Ora, sr. presidente, o que se vê é que este assumpto da existencia dos creditos supplementares não é tão facil que não tenha dado logar a apresentarem-se muitas asserções encontradas, sem que, comtudo, deixasse de se provar que em todos os paizes se tenha a final julgado impraticavel a sua extincção, que só podia ser possivel na Inglaterra; porque a necessidade de recorrer a elles provém de que o orçamento nunca é uma verdade, e apenas na Inglaterra é que se approxima muito da verdade.

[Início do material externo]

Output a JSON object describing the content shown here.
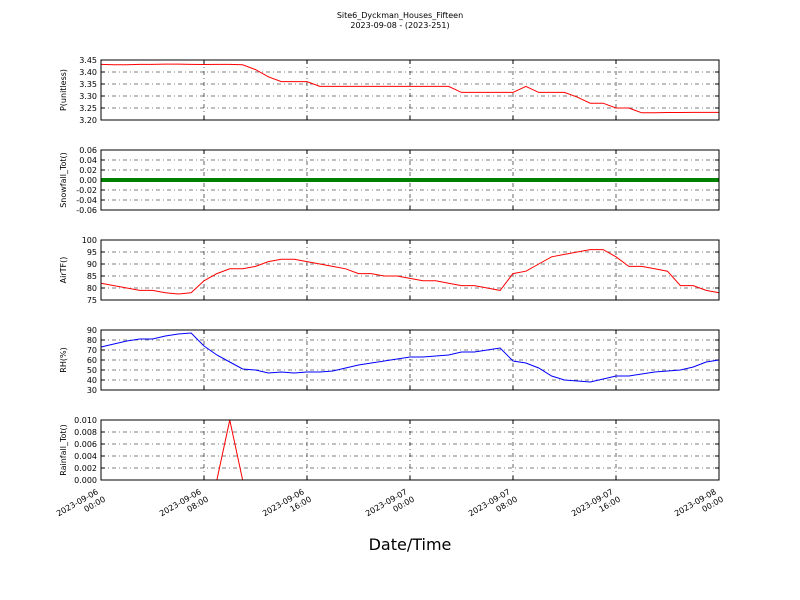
{
  "title": "Site6_Dyckman_Houses_Fifteen",
  "subtitle": "2023-09-08 - (2023-251)",
  "xlabel": "Date/Time",
  "xlim": [
    "2023-09-06 00:00",
    "2023-09-08 00:00"
  ],
  "xticks": [
    "2023-09-06 00:00",
    "2023-09-06 08:00",
    "2023-09-06 16:00",
    "2023-09-07 00:00",
    "2023-09-07 08:00",
    "2023-09-07 16:00",
    "2023-09-08 00:00"
  ],
  "x": [
    "2023-09-06 00:00",
    "2023-09-06 01:00",
    "2023-09-06 02:00",
    "2023-09-06 03:00",
    "2023-09-06 04:00",
    "2023-09-06 05:00",
    "2023-09-06 06:00",
    "2023-09-06 07:00",
    "2023-09-06 08:00",
    "2023-09-06 09:00",
    "2023-09-06 10:00",
    "2023-09-06 11:00",
    "2023-09-06 12:00",
    "2023-09-06 13:00",
    "2023-09-06 14:00",
    "2023-09-06 15:00",
    "2023-09-06 16:00",
    "2023-09-06 17:00",
    "2023-09-06 18:00",
    "2023-09-06 19:00",
    "2023-09-06 20:00",
    "2023-09-06 21:00",
    "2023-09-06 22:00",
    "2023-09-06 23:00",
    "2023-09-07 00:00",
    "2023-09-07 01:00",
    "2023-09-07 02:00",
    "2023-09-07 03:00",
    "2023-09-07 04:00",
    "2023-09-07 05:00",
    "2023-09-07 06:00",
    "2023-09-07 07:00",
    "2023-09-07 08:00",
    "2023-09-07 09:00",
    "2023-09-07 10:00",
    "2023-09-07 11:00",
    "2023-09-07 12:00",
    "2023-09-07 13:00",
    "2023-09-07 14:00",
    "2023-09-07 15:00",
    "2023-09-07 16:00",
    "2023-09-07 17:00",
    "2023-09-07 18:00",
    "2023-09-07 19:00",
    "2023-09-07 20:00",
    "2023-09-07 21:00",
    "2023-09-07 22:00",
    "2023-09-07 23:00",
    "2023-09-08 00:00"
  ],
  "chart_data": [
    {
      "type": "line",
      "ylabel": "P(unitless)",
      "color": "#ff0000",
      "grid": true,
      "ylim": [
        3.2,
        3.45
      ],
      "yticks": [
        {
          "value": 3.2,
          "label": "3.20"
        },
        3.25,
        {
          "value": 3.3,
          "label": "3.30"
        },
        3.35,
        {
          "value": 3.4,
          "label": "3.40"
        },
        3.45
      ],
      "values": [
        3.432,
        3.43,
        3.43,
        3.432,
        3.432,
        3.433,
        3.433,
        3.432,
        3.431,
        3.432,
        3.432,
        3.43,
        3.41,
        3.38,
        3.36,
        3.36,
        3.36,
        3.34,
        3.34,
        3.34,
        3.34,
        3.34,
        3.34,
        3.34,
        3.34,
        3.34,
        3.34,
        3.34,
        3.315,
        3.315,
        3.315,
        3.315,
        3.315,
        3.34,
        3.315,
        3.315,
        3.315,
        3.295,
        3.27,
        3.27,
        3.25,
        3.25,
        3.23,
        3.23,
        3.231,
        3.231,
        3.232,
        3.232,
        3.232
      ]
    },
    {
      "type": "line",
      "ylabel": "Snowfall_Tot()",
      "color": "#008000",
      "grid": true,
      "ylim": [
        -0.06,
        0.06
      ],
      "yticks": [
        -0.06,
        -0.04,
        -0.02,
        {
          "value": 0,
          "label": "0.00"
        },
        0.02,
        0.04,
        0.06
      ],
      "values": [
        0,
        0,
        0,
        0,
        0,
        0,
        0,
        0,
        0,
        0,
        0,
        0,
        0,
        0,
        0,
        0,
        0,
        0,
        0,
        0,
        0,
        0,
        0,
        0,
        0,
        0,
        0,
        0,
        0,
        0,
        0,
        0,
        0,
        0,
        0,
        0,
        0,
        0,
        0,
        0,
        0,
        0,
        0,
        0,
        0,
        0,
        0,
        0,
        0
      ]
    },
    {
      "type": "line",
      "ylabel": "AirTF()",
      "color": "#ff0000",
      "grid": true,
      "ylim": [
        75,
        100
      ],
      "yticks": [
        75,
        80,
        85,
        90,
        95,
        100
      ],
      "values": [
        82,
        81,
        80,
        79,
        79,
        78,
        77.5,
        78,
        83,
        86,
        88,
        88,
        89,
        91,
        92,
        92,
        91,
        90,
        89,
        88,
        86,
        86,
        85,
        85,
        84,
        83,
        83,
        82,
        81,
        81,
        80,
        79,
        86,
        87,
        90,
        93,
        94,
        95,
        96,
        96,
        93,
        89,
        89,
        88,
        87,
        81,
        81,
        79,
        78
      ]
    },
    {
      "type": "line",
      "ylabel": "RH(%)",
      "color": "#0000ff",
      "grid": true,
      "ylim": [
        30,
        90
      ],
      "yticks": [
        30,
        40,
        50,
        60,
        70,
        80,
        90
      ],
      "values": [
        73,
        76,
        79,
        81,
        81,
        84,
        86,
        87,
        74,
        65,
        58,
        51,
        50,
        47,
        48,
        47,
        48,
        48,
        49,
        52,
        55,
        57,
        59,
        61,
        63,
        63,
        64,
        65,
        68,
        68,
        70,
        72,
        59,
        57,
        52,
        44,
        40,
        39,
        38,
        41,
        44,
        44,
        46,
        48,
        49,
        50,
        53,
        58,
        60
      ]
    },
    {
      "type": "line",
      "ylabel": "Rainfall_Tot()",
      "color": "#ff0000",
      "grid": true,
      "ylim": [
        0,
        0.01
      ],
      "yticks": [
        {
          "value": 0,
          "label": "0.000"
        },
        {
          "value": 0.002,
          "label": "0.002"
        },
        {
          "value": 0.004,
          "label": "0.004"
        },
        {
          "value": 0.006,
          "label": "0.006"
        },
        {
          "value": 0.008,
          "label": "0.008"
        },
        {
          "value": 0.01,
          "label": "0.010"
        }
      ],
      "values": [
        0,
        0,
        0,
        0,
        0,
        0,
        0,
        0,
        0,
        0,
        0.01,
        0,
        0,
        0,
        0,
        0,
        0,
        0,
        0,
        0,
        0,
        0,
        0,
        0,
        0,
        0,
        0,
        0,
        0,
        0,
        0,
        0,
        0,
        0,
        0,
        0,
        0,
        0,
        0,
        0,
        0,
        0,
        0,
        0,
        0,
        0,
        0,
        0,
        0
      ]
    }
  ]
}
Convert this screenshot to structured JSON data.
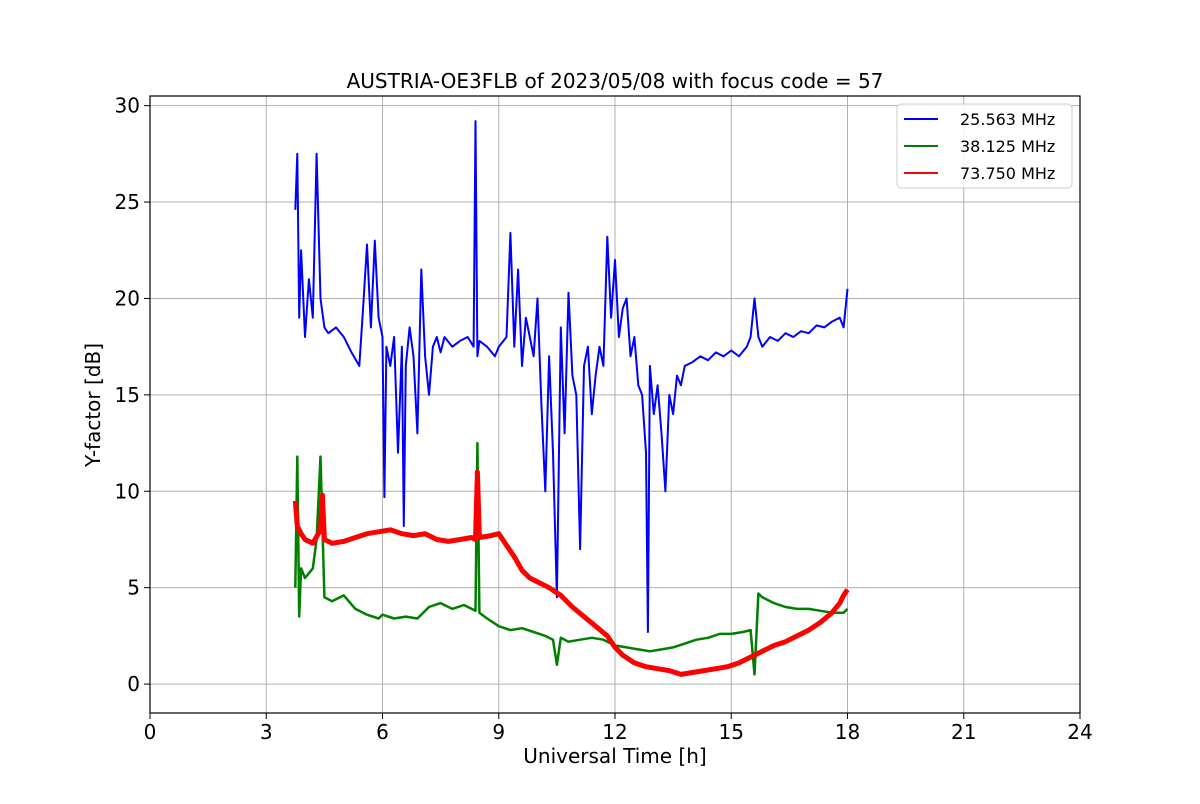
{
  "chart_data": {
    "type": "line",
    "title": "AUSTRIA-OE3FLB of 2023/05/08 with focus code = 57",
    "xlabel": "Universal Time [h]",
    "ylabel": "Y-factor [dB]",
    "xlim": [
      0,
      24
    ],
    "ylim": [
      -1.5,
      30.5
    ],
    "xticks": [
      0,
      3,
      6,
      9,
      12,
      15,
      18,
      21,
      24
    ],
    "yticks": [
      0,
      5,
      10,
      15,
      20,
      25,
      30
    ],
    "grid": true,
    "legend_position": "top-right",
    "series": [
      {
        "name": "25.563 MHz",
        "color": "#0000ff",
        "x": [
          3.75,
          3.8,
          3.85,
          3.9,
          4.0,
          4.1,
          4.2,
          4.3,
          4.4,
          4.5,
          4.6,
          4.8,
          5.0,
          5.2,
          5.4,
          5.5,
          5.6,
          5.7,
          5.8,
          5.9,
          6.0,
          6.05,
          6.1,
          6.2,
          6.3,
          6.4,
          6.5,
          6.55,
          6.6,
          6.7,
          6.8,
          6.9,
          7.0,
          7.1,
          7.2,
          7.3,
          7.4,
          7.5,
          7.6,
          7.8,
          8.0,
          8.2,
          8.35,
          8.4,
          8.45,
          8.5,
          8.7,
          8.9,
          9.0,
          9.2,
          9.3,
          9.4,
          9.5,
          9.6,
          9.7,
          9.8,
          9.9,
          10.0,
          10.1,
          10.2,
          10.3,
          10.4,
          10.5,
          10.6,
          10.7,
          10.8,
          10.9,
          11.0,
          11.1,
          11.2,
          11.3,
          11.4,
          11.5,
          11.6,
          11.7,
          11.8,
          11.9,
          12.0,
          12.1,
          12.2,
          12.3,
          12.4,
          12.5,
          12.6,
          12.7,
          12.8,
          12.85,
          12.9,
          13.0,
          13.1,
          13.2,
          13.3,
          13.4,
          13.5,
          13.6,
          13.7,
          13.8,
          14.0,
          14.2,
          14.4,
          14.6,
          14.8,
          15.0,
          15.2,
          15.4,
          15.5,
          15.6,
          15.7,
          15.8,
          16.0,
          16.2,
          16.4,
          16.6,
          16.8,
          17.0,
          17.2,
          17.4,
          17.6,
          17.8,
          17.9,
          18.0
        ],
        "y": [
          24.6,
          27.5,
          19.0,
          22.5,
          18.0,
          21.0,
          19.0,
          27.5,
          20.0,
          18.5,
          18.2,
          18.5,
          18.0,
          17.2,
          16.5,
          19.5,
          22.8,
          18.5,
          23.0,
          19.0,
          18.0,
          9.7,
          17.5,
          16.5,
          18.0,
          12.0,
          17.5,
          8.2,
          16.5,
          18.5,
          17.0,
          13.0,
          21.5,
          17.0,
          15.0,
          17.5,
          18.0,
          17.2,
          18.0,
          17.5,
          17.8,
          18.0,
          17.5,
          29.2,
          17.0,
          17.8,
          17.5,
          17.0,
          17.5,
          18.0,
          23.4,
          17.5,
          21.5,
          16.5,
          19.0,
          18.0,
          17.0,
          20.0,
          14.5,
          10.0,
          17.0,
          12.0,
          4.5,
          18.5,
          13.0,
          20.3,
          16.0,
          15.0,
          7.0,
          16.5,
          17.5,
          14.0,
          16.0,
          17.5,
          16.5,
          23.2,
          19.0,
          22.0,
          18.0,
          19.5,
          20.0,
          17.0,
          18.0,
          15.5,
          15.0,
          12.0,
          2.7,
          16.5,
          14.0,
          15.5,
          13.0,
          10.0,
          15.0,
          14.0,
          16.0,
          15.5,
          16.5,
          16.7,
          17.0,
          16.8,
          17.2,
          17.0,
          17.3,
          17.0,
          17.5,
          18.0,
          20.0,
          18.0,
          17.5,
          18.0,
          17.8,
          18.2,
          18.0,
          18.3,
          18.2,
          18.6,
          18.5,
          18.8,
          19.0,
          18.5,
          20.5
        ]
      },
      {
        "name": "38.125 MHz",
        "color": "#008000",
        "x": [
          3.75,
          3.8,
          3.85,
          3.9,
          4.0,
          4.2,
          4.3,
          4.4,
          4.5,
          4.7,
          5.0,
          5.3,
          5.6,
          5.9,
          6.0,
          6.3,
          6.6,
          6.9,
          7.2,
          7.5,
          7.8,
          8.1,
          8.4,
          8.45,
          8.5,
          8.7,
          9.0,
          9.3,
          9.6,
          9.9,
          10.2,
          10.4,
          10.5,
          10.6,
          10.8,
          11.1,
          11.4,
          11.7,
          12.0,
          12.3,
          12.6,
          12.9,
          13.2,
          13.5,
          13.8,
          14.1,
          14.4,
          14.7,
          15.0,
          15.3,
          15.5,
          15.6,
          15.7,
          15.8,
          16.1,
          16.4,
          16.7,
          17.0,
          17.3,
          17.6,
          17.9,
          18.0
        ],
        "y": [
          5.0,
          11.8,
          3.5,
          6.0,
          5.5,
          6.0,
          7.5,
          11.8,
          4.5,
          4.3,
          4.6,
          3.9,
          3.6,
          3.4,
          3.6,
          3.4,
          3.5,
          3.4,
          4.0,
          4.2,
          3.9,
          4.1,
          3.8,
          12.5,
          3.7,
          3.4,
          3.0,
          2.8,
          2.9,
          2.7,
          2.5,
          2.3,
          1.0,
          2.4,
          2.2,
          2.3,
          2.4,
          2.3,
          2.0,
          1.9,
          1.8,
          1.7,
          1.8,
          1.9,
          2.1,
          2.3,
          2.4,
          2.6,
          2.6,
          2.7,
          2.8,
          0.5,
          4.7,
          4.5,
          4.2,
          4.0,
          3.9,
          3.9,
          3.8,
          3.7,
          3.7,
          3.9
        ]
      },
      {
        "name": "73.750 MHz",
        "color": "#ff0000",
        "x": [
          3.75,
          3.8,
          3.9,
          4.0,
          4.2,
          4.4,
          4.45,
          4.5,
          4.7,
          5.0,
          5.3,
          5.6,
          5.9,
          6.2,
          6.5,
          6.8,
          7.1,
          7.4,
          7.7,
          8.0,
          8.3,
          8.4,
          8.45,
          8.5,
          8.8,
          9.0,
          9.2,
          9.4,
          9.6,
          9.8,
          10.0,
          10.3,
          10.6,
          10.9,
          11.2,
          11.5,
          11.8,
          12.0,
          12.2,
          12.5,
          12.8,
          13.1,
          13.4,
          13.7,
          14.0,
          14.3,
          14.6,
          14.9,
          15.2,
          15.5,
          15.8,
          16.1,
          16.4,
          16.7,
          17.0,
          17.3,
          17.6,
          17.8,
          17.9,
          18.0
        ],
        "y": [
          9.5,
          8.2,
          7.8,
          7.5,
          7.3,
          8.0,
          9.8,
          7.5,
          7.3,
          7.4,
          7.6,
          7.8,
          7.9,
          8.0,
          7.8,
          7.7,
          7.8,
          7.5,
          7.4,
          7.5,
          7.6,
          7.5,
          11.0,
          7.6,
          7.7,
          7.8,
          7.2,
          6.6,
          5.9,
          5.5,
          5.3,
          5.0,
          4.6,
          4.0,
          3.5,
          3.0,
          2.5,
          1.9,
          1.5,
          1.1,
          0.9,
          0.8,
          0.7,
          0.5,
          0.6,
          0.7,
          0.8,
          0.9,
          1.1,
          1.4,
          1.7,
          2.0,
          2.2,
          2.5,
          2.8,
          3.2,
          3.7,
          4.2,
          4.6,
          4.9
        ]
      }
    ]
  }
}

N'essa nação, como eu já tive a honra de dizer á camara em outra occasião, o orçamento é calculado com tal precisão que em quinze annos só tres vezes as despezas excederam a somma designada nó orçamento, e apenas em dois annos as receitas não chegaram á cifra calculada.
Entre nós, sr. presidente, já um distinctissimo estadista que faz parte d'esta camara extinguiu, como disse, os creditos supplementares, mas como os creditos extraordinarios continuaram a existir o resultado foi nullo.
É, portanto, para mim incontestavel que se não póde acabar com a pratica dos creditos supplementares. O que me parece, pois, que é necessario é estabelecer um certo numero de precauções para que se não abuse d'elles, e a isso visam algumas disposições do projecto que se discute.
Entretanto eu associo-me á observação apresentada pelo digno par, o sr. Serpa, de que de certo tempo para cá todos os ministros têem mais ou menos procurado evitar de recorrer a esse expediente, diligenciando que o orçamento seja uma verdade. E a idéa de que os creditos supplementares só sejam auctorisados antes de feitas as despezas é excellente, e seria tambem uma precaução.
O que, todavia, eu entendo que seria melhor era que podessemos acabar de todo com os creditos supplementares; como, porém, é impossivel prescindir d'elles, é bom que as precauções tornadas no projecto se estabeleçam? porque ellas modificam os inconvenientes que resultam da possibilidade de se recorrer immoderadamente aos creditos supplementares.
Mas, ainda com relação a este ponto. Nós citámos o que se tem feito em França, conforme e nosso costume; e os francezes são a muitos respeitos dignos do serem imitados, e são effectivamente habeis financeiros; ha alguns pontos, comtudo, em que não podem servir de modelo.
Já se; vê, portanto, que esta circumstancia só não era sufficiente para que se podesse contar inteiramente com a efficacia da fiscalização procedente de uma boa contabilidade; no entanto eu tambem estou de accordo, em que o projecto nos dá toda a garantia de que os effeitos correspondam ao nosso desejo. O mais difficil, porém, sr. presidente, é achar os empregados com as qualidades necessarias, porque, emquanto ao numero, creio que não haverá difficuldade em encontrar quem deseje tomar parte na exploração do orçamento.
A respeito do orçamento rectificado, entendo que foi um bem serviço feito pela administração que encetou esta publicação porque n'elle examinam-se, como actos de expediente, certas despezas que ali vem mencionadas, e que deviam ser objecto de projectos de lei especiaes; comtudo, sempre foi um melhoramento introduzido no nosso estado actual.
Sr. presidente, vejo o sr. ministro da fazenda e os membros da commissão tão empenhados, em acabar com a situação anormal em que nos achâmos ha tanto tempo, que não tenho duvida em approvar o projecto; mas não obstante essa approvação, hei de mostrar, quando se discutir o orçamento, que ainda se podem ter em attenção alguns expedientes que nos hão de dar garantias de que a desigualdade entre a receita e a despeza póde desapparecer. Entretanto, no estado actual, é já alguma cousa poder -se conhecer que, se as despezas excedem as verbas votadas, não excedem a legalidade com que foram feitos.